L’Europa in quel periodo era in fermento non solo dal punto di vista storico, politico e religioso ma lo erano pure settori come il commercio e l’editoria. Quest’ultima, con la rivoluzione apportata dall’invenzione della stampa a caratteri mobili di Gutenberg, capovolse l’informazione, passando dal predominio di pochi e selezionati manoscritti a un’offerta infinita di novità.
Fernando vive tale fermento a pieno, anzi ne viene travolto: viaggia da nord a sud del Vecchio Continente. Conosce e frequenta il movimento luterano, acquista le prime opere riformiste.
Le principali arterie partivano dalle cinque città più importanti per l’editoria e per la vita di Fernando: Roma e Venezia, attraverso cui fluivano nuove opere dalla Grecia, da Bisanzio e dalle missioni religiose; Norimberga, dove aveva iniziato ad accumulare testi dei regni germanici, e Anversa, la grande libreria che serviva i Paesi Bassi, la Scandinavia e la Gran Bretagna; infine Parigi.
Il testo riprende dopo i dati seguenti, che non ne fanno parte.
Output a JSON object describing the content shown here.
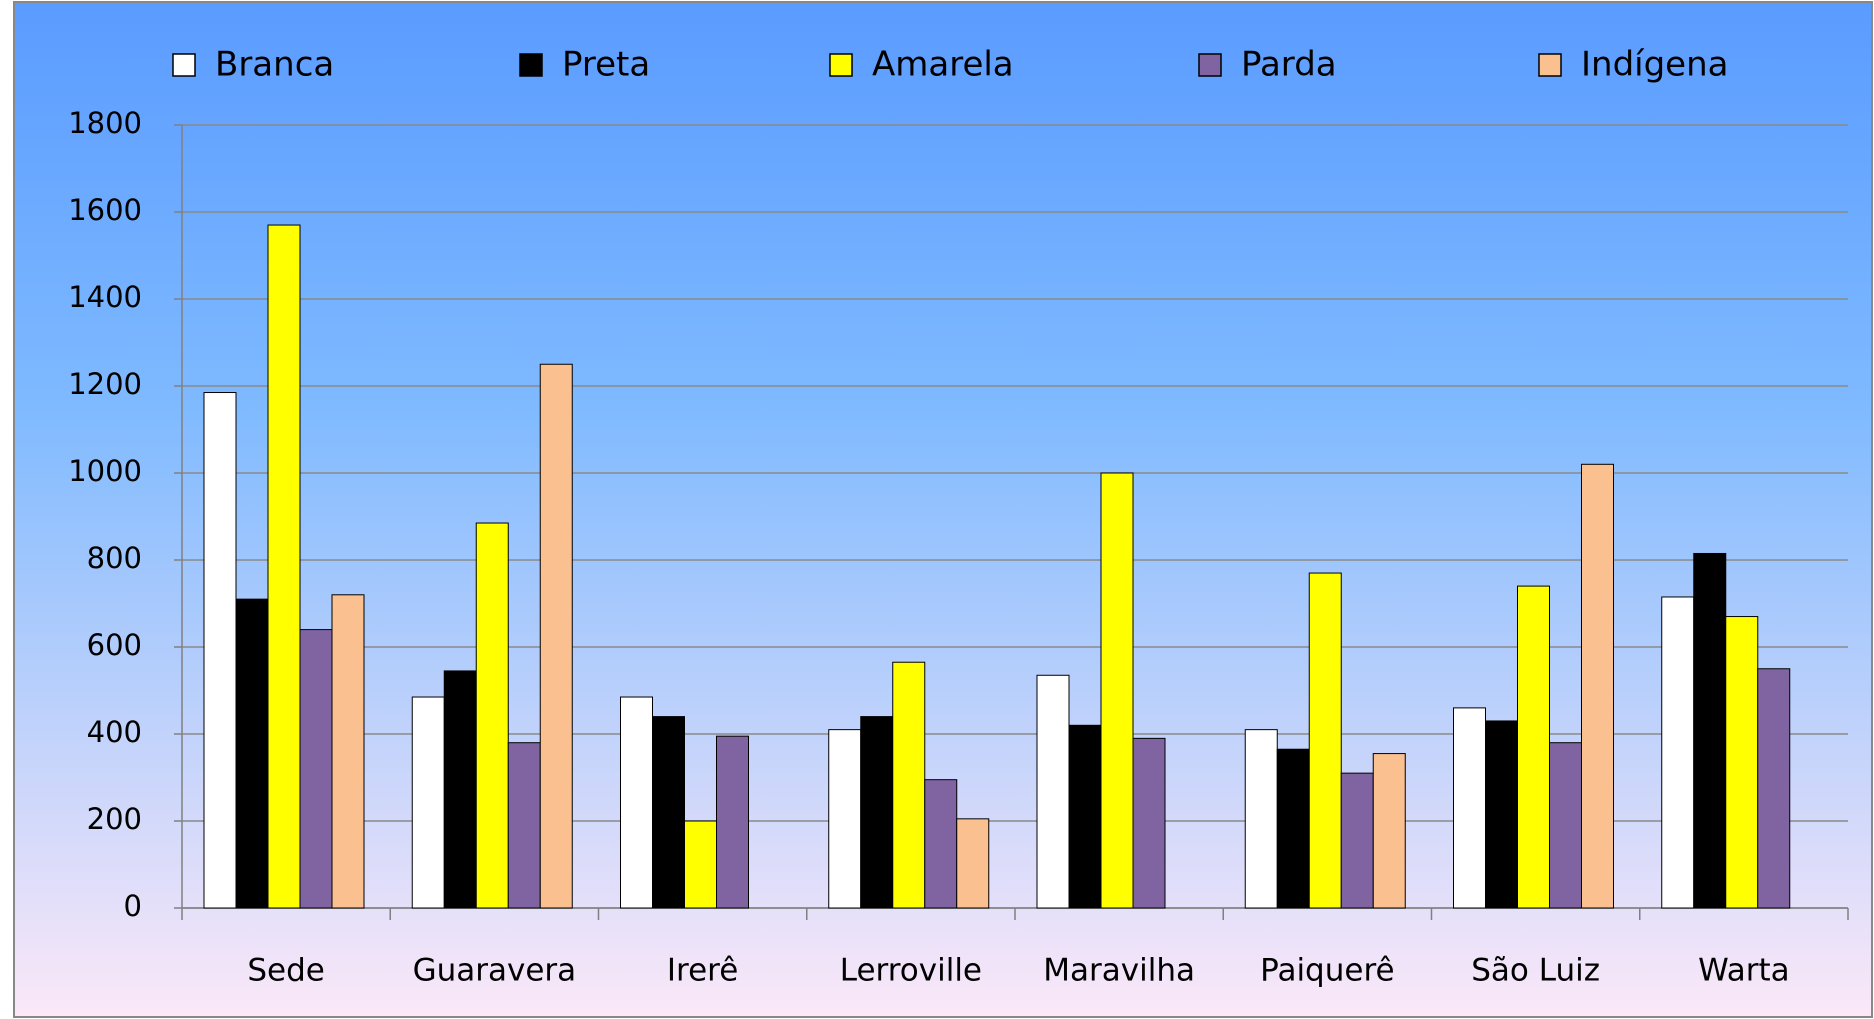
{
  "chart_data": {
    "type": "bar",
    "categories": [
      "Sede",
      "Guaravera",
      "Irerê",
      "Lerroville",
      "Maravilha",
      "Paiquerê",
      "São Luiz",
      "Warta"
    ],
    "series": [
      {
        "name": "Branca",
        "color": "#ffffff",
        "values": [
          1185,
          485,
          485,
          410,
          535,
          410,
          460,
          715
        ]
      },
      {
        "name": "Preta",
        "color": "#000000",
        "values": [
          710,
          545,
          440,
          440,
          420,
          365,
          430,
          815
        ]
      },
      {
        "name": "Amarela",
        "color": "#ffff00",
        "values": [
          1570,
          885,
          200,
          565,
          1000,
          770,
          740,
          670
        ]
      },
      {
        "name": "Parda",
        "color": "#8064a2",
        "values": [
          640,
          380,
          395,
          295,
          390,
          310,
          380,
          550
        ]
      },
      {
        "name": "Indígena",
        "color": "#fac090",
        "values": [
          720,
          1250,
          null,
          205,
          null,
          355,
          1020,
          null
        ]
      }
    ],
    "ylim": [
      0,
      1800
    ],
    "yticks": [
      0,
      200,
      400,
      600,
      800,
      1000,
      1200,
      1400,
      1600,
      1800
    ],
    "grid": true,
    "legend": "top"
  }
}
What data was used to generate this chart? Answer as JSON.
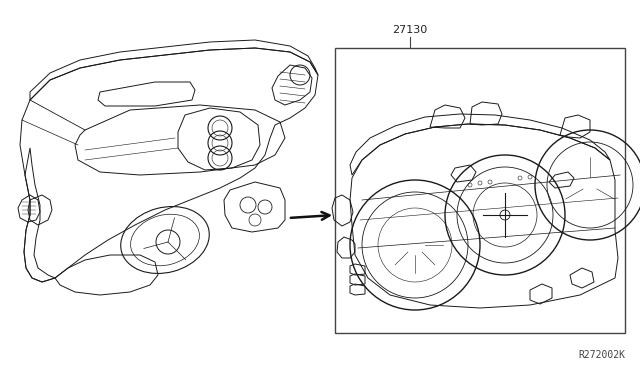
{
  "background_color": "#ffffff",
  "label_part_number": "27130",
  "diagram_ref": "R272002K",
  "line_color": "#1a1a1a",
  "box_line_color": "#444444",
  "arrow_color": "#111111",
  "lw": 0.7
}
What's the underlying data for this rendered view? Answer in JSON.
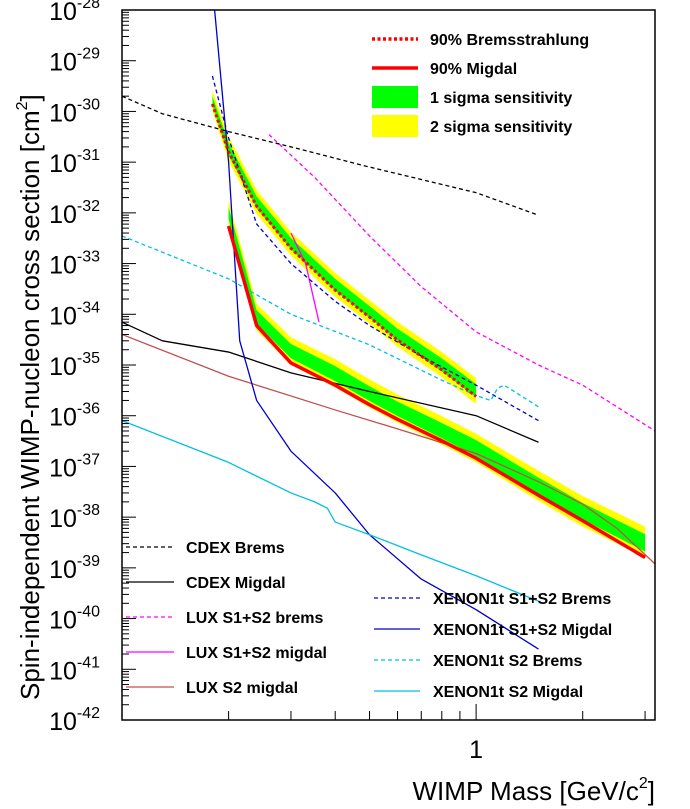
{
  "chart_data": {
    "type": "line",
    "title": "",
    "xlabel": "WIMP Mass [GeV/c",
    "xlabel_sup": "2",
    "xlabel_end": "]",
    "ylabel": "Spin-independent WIMP-nucleon cross section [cm",
    "ylabel_sup": "2",
    "ylabel_end": "]",
    "xscale": "log",
    "yscale": "log",
    "xlim": [
      0.1,
      3.2
    ],
    "ylim": [
      1e-42,
      1e-28
    ],
    "x_tick_labels": [
      {
        "value": 1,
        "label": "1"
      }
    ],
    "y_tick_labels": [
      {
        "exp": -28,
        "base": "10",
        "power": "-28"
      },
      {
        "exp": -29,
        "base": "10",
        "power": "-29"
      },
      {
        "exp": -30,
        "base": "10",
        "power": "-30"
      },
      {
        "exp": -31,
        "base": "10",
        "power": "-31"
      },
      {
        "exp": -32,
        "base": "10",
        "power": "-32"
      },
      {
        "exp": -33,
        "base": "10",
        "power": "-33"
      },
      {
        "exp": -34,
        "base": "10",
        "power": "-34"
      },
      {
        "exp": -35,
        "base": "10",
        "power": "-35"
      },
      {
        "exp": -36,
        "base": "10",
        "power": "-36"
      },
      {
        "exp": -37,
        "base": "10",
        "power": "-37"
      },
      {
        "exp": -38,
        "base": "10",
        "power": "-38"
      },
      {
        "exp": -39,
        "base": "10",
        "power": "-39"
      },
      {
        "exp": -40,
        "base": "10",
        "power": "-40"
      },
      {
        "exp": -41,
        "base": "10",
        "power": "-41"
      },
      {
        "exp": -42,
        "base": "10",
        "power": "-42"
      }
    ],
    "grid": false,
    "legend_top": {
      "placement": "top-right",
      "entries": [
        {
          "label": "90% Bremsstrahlung",
          "kind": "line",
          "color": "#ff0000",
          "dash": "dotted"
        },
        {
          "label": "90% Migdal",
          "kind": "line",
          "color": "#ff0000",
          "dash": "solid"
        },
        {
          "label": "1 sigma sensitivity",
          "kind": "box",
          "color": "#00ff00"
        },
        {
          "label": "2 sigma sensitivity",
          "kind": "box",
          "color": "#ffff00"
        }
      ]
    },
    "legend_left": {
      "placement": "bottom-left",
      "entries": [
        {
          "label": "CDEX Brems",
          "color": "#000000",
          "dash": "dashed"
        },
        {
          "label": "CDEX Migdal",
          "color": "#000000",
          "dash": "solid"
        },
        {
          "label": "LUX S1+S2 brems",
          "color": "#ff00ff",
          "dash": "dashed"
        },
        {
          "label": "LUX S1+S2 migdal",
          "color": "#ff00ff",
          "dash": "solid"
        },
        {
          "label": "LUX S2 migdal",
          "color": "#c0504d",
          "dash": "solid"
        }
      ]
    },
    "legend_right": {
      "placement": "bottom-right",
      "entries": [
        {
          "label": "XENON1t S1+S2 Brems",
          "color": "#0000cc",
          "dash": "dashed"
        },
        {
          "label": "XENON1t S1+S2 Migdal",
          "color": "#0000cc",
          "dash": "solid"
        },
        {
          "label": "XENON1t S2 Brems",
          "color": "#00c0e0",
          "dash": "dashed"
        },
        {
          "label": "XENON1t S2 Migdal",
          "color": "#00c0e0",
          "dash": "solid"
        }
      ]
    },
    "bands": [
      {
        "name": "Bremsstrahlung sensitivity",
        "x": [
          0.18,
          0.2,
          0.24,
          0.3,
          0.4,
          0.5,
          0.6,
          0.8,
          1.0
        ],
        "sigma2_upper": [
          2.6e-30,
          3.2e-31,
          2.8e-32,
          4.2e-33,
          6.5e-34,
          1.9e-34,
          7e-35,
          1.8e-35,
          5.5e-36
        ],
        "sigma1_upper": [
          2e-30,
          2.4e-31,
          2.1e-32,
          3.2e-33,
          5e-34,
          1.45e-34,
          5.2e-35,
          1.35e-35,
          4.2e-36
        ],
        "sigma1_lower": [
          1.3e-30,
          1.35e-31,
          1.25e-32,
          1.9e-33,
          2.9e-34,
          8.5e-35,
          3e-35,
          7.5e-36,
          2.3e-36
        ],
        "sigma2_lower": [
          1.05e-30,
          1.05e-31,
          9.5e-33,
          1.45e-33,
          2.2e-34,
          6.5e-35,
          2.3e-35,
          5.8e-36,
          1.7e-36
        ]
      },
      {
        "name": "Migdal sensitivity",
        "x": [
          0.2,
          0.24,
          0.3,
          0.4,
          0.5,
          0.6,
          0.8,
          1.0,
          1.5,
          2.0,
          3.0
        ],
        "sigma2_upper": [
          1.8e-32,
          1.6e-34,
          3.5e-35,
          1.3e-35,
          5.2e-36,
          2.6e-36,
          9.8e-37,
          4.4e-37,
          8.2e-38,
          2.6e-38,
          6.5e-39
        ],
        "sigma1_upper": [
          1.3e-32,
          1.2e-34,
          2.6e-35,
          9.5e-36,
          3.8e-36,
          1.9e-36,
          7.2e-37,
          3.3e-37,
          6e-38,
          1.9e-38,
          4.6e-39
        ],
        "sigma1_lower": [
          7.5e-33,
          6.5e-35,
          1.35e-35,
          4.8e-36,
          1.95e-36,
          9.8e-37,
          3.6e-37,
          1.6e-37,
          2.9e-38,
          9e-39,
          2.1e-39
        ],
        "sigma2_lower": [
          5.5e-33,
          4.8e-35,
          1e-35,
          3.6e-36,
          1.45e-36,
          7.3e-37,
          2.7e-37,
          1.2e-37,
          2.1e-38,
          6.5e-39,
          1.6e-39
        ]
      }
    ],
    "series": [
      {
        "name": "90% Bremsstrahlung",
        "color": "#ff0000",
        "dash": "dotted",
        "width": 3,
        "x": [
          0.18,
          0.2,
          0.24,
          0.3,
          0.4,
          0.5,
          0.6,
          0.8,
          1.0
        ],
        "y": [
          1.4e-30,
          1.6e-31,
          1.35e-32,
          2e-33,
          3e-34,
          8.8e-35,
          3.1e-35,
          8e-36,
          2.4e-36
        ]
      },
      {
        "name": "90% Migdal",
        "color": "#ff0000",
        "dash": "solid",
        "width": 3.5,
        "x": [
          0.2,
          0.24,
          0.3,
          0.4,
          0.5,
          0.6,
          0.8,
          1.0,
          1.5,
          2.0,
          3.0
        ],
        "y": [
          5.5e-33,
          6e-35,
          1.1e-35,
          4e-36,
          1.65e-36,
          8.5e-37,
          3.2e-37,
          1.45e-37,
          2.7e-38,
          8.5e-39,
          1.6e-39
        ]
      },
      {
        "name": "CDEX Brems",
        "color": "#000000",
        "dash": "dashed",
        "width": 1.3,
        "x": [
          0.1,
          0.13,
          0.2,
          0.3,
          0.5,
          1.0,
          1.5
        ],
        "y": [
          2e-30,
          9e-31,
          4e-31,
          2e-31,
          8e-32,
          2.5e-32,
          9e-33
        ]
      },
      {
        "name": "CDEX Migdal",
        "color": "#000000",
        "dash": "solid",
        "width": 1.3,
        "x": [
          0.1,
          0.13,
          0.2,
          0.3,
          0.5,
          1.0,
          1.5
        ],
        "y": [
          7e-35,
          3e-35,
          1.8e-35,
          7e-36,
          3e-36,
          1e-36,
          3e-37
        ]
      },
      {
        "name": "LUX S1+S2 brems",
        "color": "#ff00ff",
        "dash": "dashed",
        "width": 1.3,
        "x": [
          0.26,
          0.35,
          0.5,
          0.7,
          1.0,
          1.5,
          2.0,
          3.2
        ],
        "y": [
          3.5e-31,
          5e-32,
          3.5e-33,
          3.5e-34,
          4.5e-35,
          1e-35,
          4e-36,
          5e-37
        ]
      },
      {
        "name": "LUX S1+S2 migdal",
        "color": "#ff00ff",
        "dash": "solid",
        "width": 1.3,
        "x": [
          0.3,
          0.33,
          0.36
        ],
        "y": [
          4e-33,
          1e-33,
          7e-35
        ]
      },
      {
        "name": "LUX S2 migdal",
        "color": "#c0504d",
        "dash": "solid",
        "width": 1.3,
        "x": [
          0.1,
          0.2,
          0.4,
          0.6,
          1.0,
          1.5,
          2.0,
          2.5,
          3.2
        ],
        "y": [
          4e-35,
          6e-36,
          1.3e-36,
          5.5e-37,
          1.8e-37,
          5e-38,
          1.8e-38,
          6e-39,
          1.2e-39
        ]
      },
      {
        "name": "XENON1t S1+S2 Brems",
        "color": "#0000cc",
        "dash": "dashed",
        "width": 1.3,
        "x": [
          0.18,
          0.2,
          0.24,
          0.3,
          0.4,
          0.5,
          0.7,
          1.0,
          1.5
        ],
        "y": [
          5e-30,
          3e-31,
          6e-33,
          1e-33,
          1.8e-34,
          6e-35,
          1.5e-35,
          4e-36,
          8e-37
        ]
      },
      {
        "name": "XENON1t S1+S2 Migdal",
        "color": "#0000cc",
        "dash": "solid",
        "width": 1.3,
        "x": [
          0.18,
          0.2,
          0.215,
          0.24,
          0.3,
          0.4,
          0.5,
          0.7,
          1.0,
          1.5
        ],
        "y": [
          3e-28,
          1e-31,
          3e-35,
          2e-36,
          2e-37,
          3e-38,
          4.5e-39,
          6e-40,
          1.5e-40,
          2.5e-41
        ]
      },
      {
        "name": "XENON1t S2 Brems",
        "color": "#00c0e0",
        "dash": "dashed",
        "width": 1.3,
        "x": [
          0.1,
          0.2,
          0.3,
          0.5,
          0.8,
          1.0,
          1.1,
          1.15,
          1.2,
          1.5
        ],
        "y": [
          3.5e-33,
          5e-34,
          1e-34,
          2.5e-35,
          5e-36,
          2.5e-36,
          2e-36,
          3.5e-36,
          4e-36,
          1.5e-36
        ]
      },
      {
        "name": "XENON1t S2 Migdal",
        "color": "#00c0e0",
        "dash": "solid",
        "width": 1.3,
        "x": [
          0.1,
          0.2,
          0.3,
          0.35,
          0.38,
          0.4,
          0.5,
          0.7,
          1.0,
          1.5
        ],
        "y": [
          8e-37,
          1.2e-37,
          3e-38,
          2e-38,
          1.5e-38,
          8e-39,
          4.5e-39,
          1.8e-39,
          7e-40,
          2.2e-40
        ]
      }
    ]
  }
}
Proprio in Francia acquistò migliaia di manuali di medicina (altra sua passione insieme alla botanica); a Lione conobbe l’unico altro autore moderno che, insieme a Erasmo da Rotterdam aveva una sezione tutta sua nel catalogo alfabetico di Fernando: il dottor Symphorien Champier. Oggi poco conosciuto ma ai suoi tempi era un celebre autore di opere di filosofia e storia e di trattati contro le scienze occulte, di cui avversava il tentativo di vedere nella realtà qualcosa di mistico.
Tra le altre, troverà posto l’astronomia: ad esempio, l’Almanach di Zacuto – che sopravvive come volume 3139 della biblioteca – forniva 11.325 posizioni giornaliere consecutive della luna.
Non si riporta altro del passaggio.